Adoption from Vietnam: the background
Between 2006 and 2009, Americans adopted 2,220 children from Vietnam. In 2007, USCIS and the State Department issued 800 adoption visas and attempted to deny only 20. And yet on Sept. 1, 2008, the United States felt it had no choice but to not renew the bilateral agreement that allowed Americans to adopt Vietnamese children, thereby shutting down American adoptions from Vietnam.
It wasn't the first time the State Department had been confronted by corrupt Vietnamese adoption practices. In the late 1990s and early 2000s, Westerners were adopting thousands of Vietnamese-born children every year amid reports that children were being bought, coerced, defrauded, or even kidnapped from their birth families. Pressured by the West, the government of Vietnam tried to reform its system. It sharply curtailed adoptions -- the United States banned them from Vietnam entirely -- and eventually prosecuted, deported, and otherwise shut down some of the suspected perpetrators.
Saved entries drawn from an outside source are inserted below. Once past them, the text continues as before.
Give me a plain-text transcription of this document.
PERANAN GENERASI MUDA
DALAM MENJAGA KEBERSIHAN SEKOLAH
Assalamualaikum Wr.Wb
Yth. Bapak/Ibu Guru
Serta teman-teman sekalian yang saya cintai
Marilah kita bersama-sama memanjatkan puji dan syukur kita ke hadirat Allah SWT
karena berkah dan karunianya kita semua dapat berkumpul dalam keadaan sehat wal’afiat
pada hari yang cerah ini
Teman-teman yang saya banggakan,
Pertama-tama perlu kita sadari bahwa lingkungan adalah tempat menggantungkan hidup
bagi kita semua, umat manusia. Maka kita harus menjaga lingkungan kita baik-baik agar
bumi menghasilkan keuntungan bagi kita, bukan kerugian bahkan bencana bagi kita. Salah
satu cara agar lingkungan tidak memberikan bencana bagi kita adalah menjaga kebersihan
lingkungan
Noting the progress, the United States signed a three-year bilateral agreement with Vietnam in 2005, complete with safeguards against corruption, so that adoptions between the two countries could again proceed.
But as soon as adoptions resumed, these documents reveal, the U.S. Embassy in Hanoi noticed a suspicious uptick in "abandoned" infants in orphanages that had contracts with international adoption agencies. "Orphanages and hospitals throughout Vietnam all report that prior to 2005 there were very few abandonments at their facilities, today these facilities may have as many as 15 purported abandonments a month. These abandonments are shams designed to obscure the child's true origins," Ambassador Michael Michalak cabled back to Washington in January 2008. "At Hospital A in [redacted location] abandonments are now a weekly occurrence." Other orphanages continued to host their traditional complement of older and special needs children, with few or no infants and toddlers.
Unfortunately, by law, the U.S. government had only three imprecise tools to respond to its suspicions about Vietnamese adoptions. First, State Department and USCIS officers could personally investigate the circumstances behind Americans' applications for "orphan visas." But that was time-consuming, and it elicited vehement objections from the Vietnamese government. Second, U.S. consular officers and diplomats could pressure Vietnam to live up to the 2005 Memorandum of Agreement and crack down on unethical adoptions. But the U.S. Embassy came to believe that Vietnam would not take action. Third, the United States could stop accepting adoptions from Vietnam entirely. But that blunt tool would stop legal adoptions together with corrupt ones, and, these documents show, the United States hesitated to wield it.